If the package is resolved from a different source, it could be different, but I probably would worry about that case.

In that case:

  • I won't share structures across projects within a solution
  • I will de-duplicate strings across the solution
  • I will investigate reusing existing structures when freshly parsed structures are identical to existing ones, so we collect objects in younger generations

This is progressing smoothly, with work happening on the feature/dependencies-tree-performance branch. That branch will address several issues once merged.

It's using IAttachedCollection* APIs which are a pleasure to work with, but have no built-in support for search (unlike the graph/progression APIs). I need to explore options around this.

I also need to think through whether we need to change the public API here, specifically considering WebTools dependencies (npm/bower).

How often you see different data for the same package? once in a while or very often?
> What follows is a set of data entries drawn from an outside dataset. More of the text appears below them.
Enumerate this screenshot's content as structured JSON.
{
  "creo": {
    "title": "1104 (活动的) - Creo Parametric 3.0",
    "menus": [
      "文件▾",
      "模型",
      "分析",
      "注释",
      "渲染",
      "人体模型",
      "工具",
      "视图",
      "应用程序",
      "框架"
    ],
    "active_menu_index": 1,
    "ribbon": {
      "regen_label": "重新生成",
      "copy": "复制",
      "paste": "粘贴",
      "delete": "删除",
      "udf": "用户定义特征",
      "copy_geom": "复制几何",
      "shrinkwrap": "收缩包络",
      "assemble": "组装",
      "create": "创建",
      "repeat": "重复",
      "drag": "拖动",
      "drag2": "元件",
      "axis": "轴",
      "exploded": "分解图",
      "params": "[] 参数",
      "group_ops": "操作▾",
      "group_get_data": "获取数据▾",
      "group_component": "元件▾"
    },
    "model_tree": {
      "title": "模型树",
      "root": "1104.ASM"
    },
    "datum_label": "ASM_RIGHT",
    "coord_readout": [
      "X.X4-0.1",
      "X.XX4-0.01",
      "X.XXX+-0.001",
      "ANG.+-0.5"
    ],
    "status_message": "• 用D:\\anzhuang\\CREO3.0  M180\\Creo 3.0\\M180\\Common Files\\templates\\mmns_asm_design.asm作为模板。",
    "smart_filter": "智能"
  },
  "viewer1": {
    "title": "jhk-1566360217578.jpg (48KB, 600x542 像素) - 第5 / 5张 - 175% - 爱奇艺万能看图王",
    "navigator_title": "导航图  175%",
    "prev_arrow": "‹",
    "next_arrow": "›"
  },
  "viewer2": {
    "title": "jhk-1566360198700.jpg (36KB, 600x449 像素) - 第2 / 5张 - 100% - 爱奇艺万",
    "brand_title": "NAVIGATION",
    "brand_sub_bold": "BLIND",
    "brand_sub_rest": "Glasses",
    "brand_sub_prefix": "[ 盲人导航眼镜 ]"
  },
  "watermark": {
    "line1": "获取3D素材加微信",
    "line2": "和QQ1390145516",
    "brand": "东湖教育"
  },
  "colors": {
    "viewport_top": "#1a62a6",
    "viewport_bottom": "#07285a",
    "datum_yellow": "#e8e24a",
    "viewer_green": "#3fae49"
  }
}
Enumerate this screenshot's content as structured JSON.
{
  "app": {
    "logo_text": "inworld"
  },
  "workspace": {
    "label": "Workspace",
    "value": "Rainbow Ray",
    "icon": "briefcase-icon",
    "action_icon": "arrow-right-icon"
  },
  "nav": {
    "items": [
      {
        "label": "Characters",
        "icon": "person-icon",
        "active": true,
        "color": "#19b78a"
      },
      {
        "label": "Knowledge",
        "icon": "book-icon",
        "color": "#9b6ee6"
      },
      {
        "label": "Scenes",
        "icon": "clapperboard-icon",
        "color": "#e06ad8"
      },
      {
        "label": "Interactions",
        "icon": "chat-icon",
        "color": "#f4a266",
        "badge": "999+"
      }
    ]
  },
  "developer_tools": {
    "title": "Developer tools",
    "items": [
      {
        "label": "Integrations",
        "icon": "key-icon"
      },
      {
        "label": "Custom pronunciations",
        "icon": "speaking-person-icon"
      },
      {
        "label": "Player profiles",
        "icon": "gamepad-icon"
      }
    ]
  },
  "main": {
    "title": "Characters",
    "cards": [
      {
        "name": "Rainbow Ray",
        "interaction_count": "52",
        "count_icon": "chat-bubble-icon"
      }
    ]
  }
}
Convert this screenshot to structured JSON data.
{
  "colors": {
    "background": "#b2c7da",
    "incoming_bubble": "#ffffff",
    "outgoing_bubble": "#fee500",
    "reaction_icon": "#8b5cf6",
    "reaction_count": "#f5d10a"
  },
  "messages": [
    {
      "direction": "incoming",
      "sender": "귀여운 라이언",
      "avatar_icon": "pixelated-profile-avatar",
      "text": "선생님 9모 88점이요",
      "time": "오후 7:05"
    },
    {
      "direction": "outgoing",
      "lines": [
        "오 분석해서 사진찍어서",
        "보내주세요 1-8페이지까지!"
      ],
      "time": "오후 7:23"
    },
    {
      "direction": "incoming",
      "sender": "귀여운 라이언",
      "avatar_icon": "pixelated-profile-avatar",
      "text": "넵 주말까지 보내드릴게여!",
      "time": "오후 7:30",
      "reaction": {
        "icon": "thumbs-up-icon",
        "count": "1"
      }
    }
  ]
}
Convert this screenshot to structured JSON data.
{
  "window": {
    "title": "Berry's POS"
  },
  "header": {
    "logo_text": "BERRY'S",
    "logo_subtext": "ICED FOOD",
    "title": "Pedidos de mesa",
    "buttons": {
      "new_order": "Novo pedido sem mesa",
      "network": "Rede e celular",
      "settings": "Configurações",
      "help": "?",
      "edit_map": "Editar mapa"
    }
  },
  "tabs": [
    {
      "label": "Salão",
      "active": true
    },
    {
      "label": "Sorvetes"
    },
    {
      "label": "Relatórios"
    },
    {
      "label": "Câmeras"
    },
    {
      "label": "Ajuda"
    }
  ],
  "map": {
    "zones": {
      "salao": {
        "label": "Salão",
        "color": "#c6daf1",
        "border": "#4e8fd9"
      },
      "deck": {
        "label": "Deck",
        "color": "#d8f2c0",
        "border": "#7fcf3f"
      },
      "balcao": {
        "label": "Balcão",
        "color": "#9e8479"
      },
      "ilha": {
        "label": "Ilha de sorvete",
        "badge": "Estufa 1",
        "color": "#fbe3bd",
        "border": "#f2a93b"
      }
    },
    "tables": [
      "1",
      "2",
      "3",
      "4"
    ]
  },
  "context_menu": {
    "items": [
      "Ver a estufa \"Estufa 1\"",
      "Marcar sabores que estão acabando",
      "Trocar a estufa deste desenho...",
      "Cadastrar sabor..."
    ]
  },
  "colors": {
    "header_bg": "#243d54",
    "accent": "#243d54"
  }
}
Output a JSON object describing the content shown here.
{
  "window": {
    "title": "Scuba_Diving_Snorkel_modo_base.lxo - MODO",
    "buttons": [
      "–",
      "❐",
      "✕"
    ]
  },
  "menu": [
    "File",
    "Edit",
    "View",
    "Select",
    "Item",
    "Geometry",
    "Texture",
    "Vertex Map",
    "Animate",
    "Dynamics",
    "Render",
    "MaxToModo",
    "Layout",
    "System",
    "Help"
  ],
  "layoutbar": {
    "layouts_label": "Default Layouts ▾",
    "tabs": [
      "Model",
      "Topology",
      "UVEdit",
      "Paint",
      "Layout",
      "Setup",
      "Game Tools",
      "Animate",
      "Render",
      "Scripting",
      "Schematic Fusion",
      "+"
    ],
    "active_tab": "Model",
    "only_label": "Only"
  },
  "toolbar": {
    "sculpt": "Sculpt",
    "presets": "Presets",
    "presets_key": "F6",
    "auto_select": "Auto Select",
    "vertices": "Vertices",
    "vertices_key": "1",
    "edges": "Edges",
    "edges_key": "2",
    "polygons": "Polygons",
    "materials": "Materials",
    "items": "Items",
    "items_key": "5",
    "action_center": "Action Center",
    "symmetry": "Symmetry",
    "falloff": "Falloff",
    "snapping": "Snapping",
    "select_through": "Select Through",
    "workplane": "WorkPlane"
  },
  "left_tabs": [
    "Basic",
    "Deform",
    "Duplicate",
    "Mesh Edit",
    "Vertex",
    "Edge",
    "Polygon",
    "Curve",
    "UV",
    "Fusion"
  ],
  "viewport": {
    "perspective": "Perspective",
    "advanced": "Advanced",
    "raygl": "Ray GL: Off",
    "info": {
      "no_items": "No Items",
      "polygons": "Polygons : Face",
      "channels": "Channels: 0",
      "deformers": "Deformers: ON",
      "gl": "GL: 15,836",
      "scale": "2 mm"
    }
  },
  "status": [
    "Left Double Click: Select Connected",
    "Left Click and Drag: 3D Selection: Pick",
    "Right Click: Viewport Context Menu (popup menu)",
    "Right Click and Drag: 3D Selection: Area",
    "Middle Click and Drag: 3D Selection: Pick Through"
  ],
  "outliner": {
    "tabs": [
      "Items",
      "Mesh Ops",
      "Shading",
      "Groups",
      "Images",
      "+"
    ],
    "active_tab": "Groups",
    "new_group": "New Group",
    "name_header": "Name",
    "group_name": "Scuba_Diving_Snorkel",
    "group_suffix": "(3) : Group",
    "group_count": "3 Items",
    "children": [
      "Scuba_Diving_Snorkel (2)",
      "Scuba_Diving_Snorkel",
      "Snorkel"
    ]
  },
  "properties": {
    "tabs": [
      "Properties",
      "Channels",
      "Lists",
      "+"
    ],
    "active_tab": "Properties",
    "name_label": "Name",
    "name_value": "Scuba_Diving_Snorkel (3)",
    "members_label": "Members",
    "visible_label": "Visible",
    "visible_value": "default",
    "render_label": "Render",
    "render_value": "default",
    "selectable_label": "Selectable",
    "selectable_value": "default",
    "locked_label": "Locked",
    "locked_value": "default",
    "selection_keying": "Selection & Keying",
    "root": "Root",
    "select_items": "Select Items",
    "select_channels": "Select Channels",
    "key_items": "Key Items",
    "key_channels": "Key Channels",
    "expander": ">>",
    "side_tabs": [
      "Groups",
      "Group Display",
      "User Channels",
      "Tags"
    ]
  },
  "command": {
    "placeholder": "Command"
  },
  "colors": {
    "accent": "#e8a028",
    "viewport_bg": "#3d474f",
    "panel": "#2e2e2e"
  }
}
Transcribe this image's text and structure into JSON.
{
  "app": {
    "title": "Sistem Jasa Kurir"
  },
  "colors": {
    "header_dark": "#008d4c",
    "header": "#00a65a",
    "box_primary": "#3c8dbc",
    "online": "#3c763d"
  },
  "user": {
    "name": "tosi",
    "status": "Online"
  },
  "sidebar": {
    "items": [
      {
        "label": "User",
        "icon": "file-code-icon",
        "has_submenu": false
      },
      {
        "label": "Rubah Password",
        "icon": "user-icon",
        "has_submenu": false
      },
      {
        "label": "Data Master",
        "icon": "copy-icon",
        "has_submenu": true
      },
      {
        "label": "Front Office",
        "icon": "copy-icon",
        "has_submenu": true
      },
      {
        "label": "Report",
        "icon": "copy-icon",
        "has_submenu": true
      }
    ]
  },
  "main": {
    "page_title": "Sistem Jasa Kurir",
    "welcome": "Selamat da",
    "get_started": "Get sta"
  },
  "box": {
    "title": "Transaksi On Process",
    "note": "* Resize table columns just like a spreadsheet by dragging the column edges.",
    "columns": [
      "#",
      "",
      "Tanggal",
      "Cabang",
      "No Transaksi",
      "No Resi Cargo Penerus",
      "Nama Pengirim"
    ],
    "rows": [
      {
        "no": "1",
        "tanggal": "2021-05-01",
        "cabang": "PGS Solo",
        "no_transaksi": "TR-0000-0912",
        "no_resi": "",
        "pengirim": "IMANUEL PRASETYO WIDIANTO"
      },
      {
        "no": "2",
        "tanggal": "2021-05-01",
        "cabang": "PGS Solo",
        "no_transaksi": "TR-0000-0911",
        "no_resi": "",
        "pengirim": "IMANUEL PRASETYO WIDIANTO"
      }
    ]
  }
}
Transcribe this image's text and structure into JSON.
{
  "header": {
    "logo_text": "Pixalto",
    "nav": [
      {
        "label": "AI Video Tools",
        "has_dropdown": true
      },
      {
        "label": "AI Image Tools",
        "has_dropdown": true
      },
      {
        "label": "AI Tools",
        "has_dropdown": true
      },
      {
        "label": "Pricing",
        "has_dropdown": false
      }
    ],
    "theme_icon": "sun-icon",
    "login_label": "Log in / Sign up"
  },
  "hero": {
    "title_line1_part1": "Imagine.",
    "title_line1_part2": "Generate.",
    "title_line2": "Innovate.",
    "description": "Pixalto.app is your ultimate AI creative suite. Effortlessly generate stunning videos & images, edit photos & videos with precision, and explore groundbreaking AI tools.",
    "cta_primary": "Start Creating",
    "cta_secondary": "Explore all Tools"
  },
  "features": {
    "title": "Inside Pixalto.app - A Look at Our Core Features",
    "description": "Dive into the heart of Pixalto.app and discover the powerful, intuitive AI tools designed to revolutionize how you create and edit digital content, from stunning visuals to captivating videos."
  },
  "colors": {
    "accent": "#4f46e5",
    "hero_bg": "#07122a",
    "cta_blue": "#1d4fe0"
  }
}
Depending on that sharing package would save huge amount of memory. Also you could consider a "flyweight" share package metadata, but allow projects have some metadata that could override/be different?

@abpiskunov that's proposed in #3335.

With the current work we will only eagerly populate hierarchy items, and there's little data to share there.

For transitive dependencies, these are lazily populated as the user expands. We could share nodes, but I suspect that for 99.99% of sessions there'd be no noticeable benefit. There will be an up-front cost for de-duping nodes too, but that might not be too great.

Flyweight is interesting and I'll take a look to see if it'd help. We're removing redundant metadata from task items, and CPS is pretty good at keeping the sizes of snapshots down using shared key dictionaries.